Let $G$ be a group of order $30$ and $A, B$ be two normal subgroups of $G$ of order $2$ and $5$ respectively. Show that $G/AB$ contains $3$ elements.

Question

The actual question is

Let $G$ be a group of order $30$ and $A, B$ be two normal subgroups of $G$ of order $2$ and $5$ respectively. Show that $G/AB$ contains $3$ elements.

In my approach:

Firstly I know that $AB$ is a normal subgroup in $G$. And, since order of $B$ is $5$, a prime that implies it is a cyclic subgroup of $G$.

And, since order of $A$ is $2$, it contains the identity element and the elements of $G$ which are self inverse.

And I also know, $$ G/AB = \{ gAB : g \in G\} $$

Now from this much information how can I conclude that $G/AB$ has only 3 elements? I know One element must be the identity.
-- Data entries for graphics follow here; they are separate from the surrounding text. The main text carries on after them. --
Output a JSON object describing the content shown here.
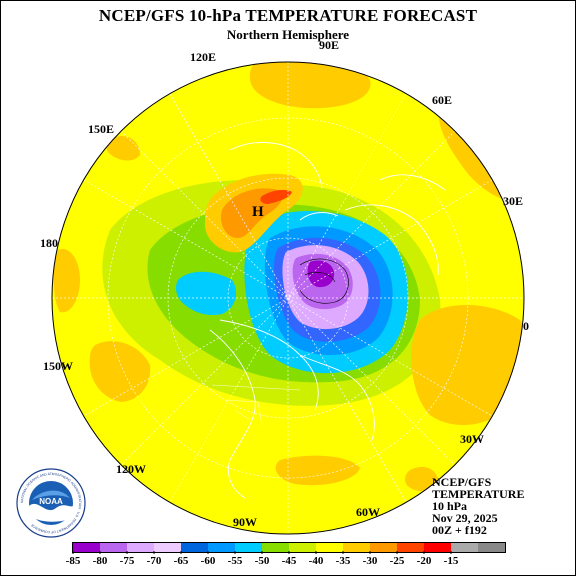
{
  "header": {
    "title": "NCEP/GFS 10-hPa TEMPERATURE FORECAST",
    "subtitle": "Northern Hemisphere"
  },
  "map": {
    "projection": "polar stereographic, north pole",
    "field": "10-hPa temperature",
    "fill_colors": {
      "bg": "#ffff00",
      "level_-35": "#ffcc00",
      "level_-30": "#ff9900",
      "level_-25": "#ff4400",
      "level_-50": "#ccf000",
      "level_-55": "#88dd00",
      "level_-60": "#00ccff",
      "level_-65": "#0099ff",
      "level_-70": "#3366ff",
      "level_-75": "#ddaaff",
      "level_-80": "#bb66ee",
      "level_-85": "#9900cc"
    },
    "marker": "H",
    "longitude_labels": {
      "lon_90e": "90E",
      "lon_60e": "60E",
      "lon_120e": "120E",
      "lon_150e": "150E",
      "lon_30e": "30E",
      "lon_180": "180",
      "lon_0": "0",
      "lon_150w": "150W",
      "lon_30w": "30W",
      "lon_120w": "120W",
      "lon_60w": "60W",
      "lon_90w": "90W"
    }
  },
  "info": {
    "line1": "NCEP/GFS",
    "line2": "TEMPERATURE",
    "line3": "10 hPa",
    "line4": "Nov 29, 2025",
    "line5": "00Z + f192"
  },
  "logo": {
    "text": "NOAA",
    "ring_text": "NATIONAL OCEANIC AND ATMOSPHERIC ADMINISTRATION · U.S. DEPARTMENT OF COMMERCE"
  },
  "legend": {
    "colors": [
      "#9900cc",
      "#bb66ee",
      "#ddaaff",
      "#eeccff",
      "#0066dd",
      "#0099ff",
      "#00ccff",
      "#88dd00",
      "#ccf000",
      "#ffff00",
      "#ffcc00",
      "#ff9900",
      "#ff4400",
      "#ff0000",
      "#aaaaaa",
      "#888888"
    ],
    "ticks": [
      "-85",
      "-80",
      "-75",
      "-70",
      "-65",
      "-60",
      "-55",
      "-50",
      "-45",
      "-40",
      "-35",
      "-30",
      "-25",
      "-20",
      "-15"
    ]
  }
}
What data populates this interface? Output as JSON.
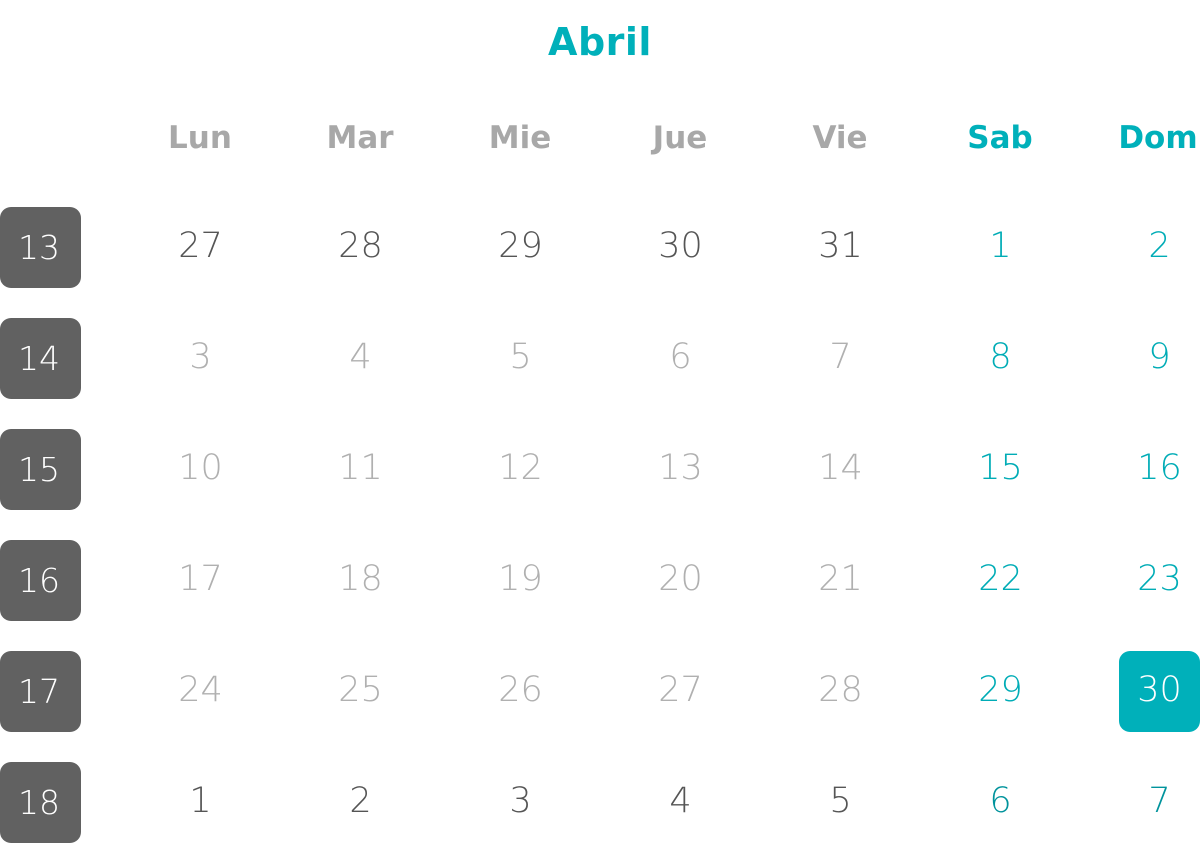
{
  "calendar": {
    "month_title": "Abril",
    "weekdays": [
      "Lun",
      "Mar",
      "Mie",
      "Jue",
      "Vie",
      "Sab",
      "Dom"
    ],
    "weeks": [
      {
        "number": "13",
        "days": [
          "27",
          "28",
          "29",
          "30",
          "31",
          "1",
          "2"
        ]
      },
      {
        "number": "14",
        "days": [
          "3",
          "4",
          "5",
          "6",
          "7",
          "8",
          "9"
        ]
      },
      {
        "number": "15",
        "days": [
          "10",
          "11",
          "12",
          "13",
          "14",
          "15",
          "16"
        ]
      },
      {
        "number": "16",
        "days": [
          "17",
          "18",
          "19",
          "20",
          "21",
          "22",
          "23"
        ]
      },
      {
        "number": "17",
        "days": [
          "24",
          "25",
          "26",
          "27",
          "28",
          "29",
          "30"
        ]
      },
      {
        "number": "18",
        "days": [
          "1",
          "2",
          "3",
          "4",
          "5",
          "6",
          "7"
        ]
      }
    ],
    "selected_day": "30",
    "colors": {
      "accent": "#00B0BA",
      "week_badge": "#616161",
      "muted_text": "#B0B0B0",
      "dark_text": "#555555"
    }
  }
}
I am lost when trying to find the other 2 elements.

It would be great to know a hint for the proof!

Answer 1

Another approach:

Alternatively, you want to show that $|AB|=10$, then it will follow that $|G/AB|=|G|/|AB|=3$.

You may use the product formula $$|AB|=\frac{|A||B|}{|A\cap B|}.$$ Try to use Lagrange's Theorem and properties of $\gcd$ to show that $|A\cap B|=1$.

Answer 2

Hint

It suffices to prove $|AB|=10$. But by the second isomorphism theorem (diamond theorem), $AB/B\cong A$.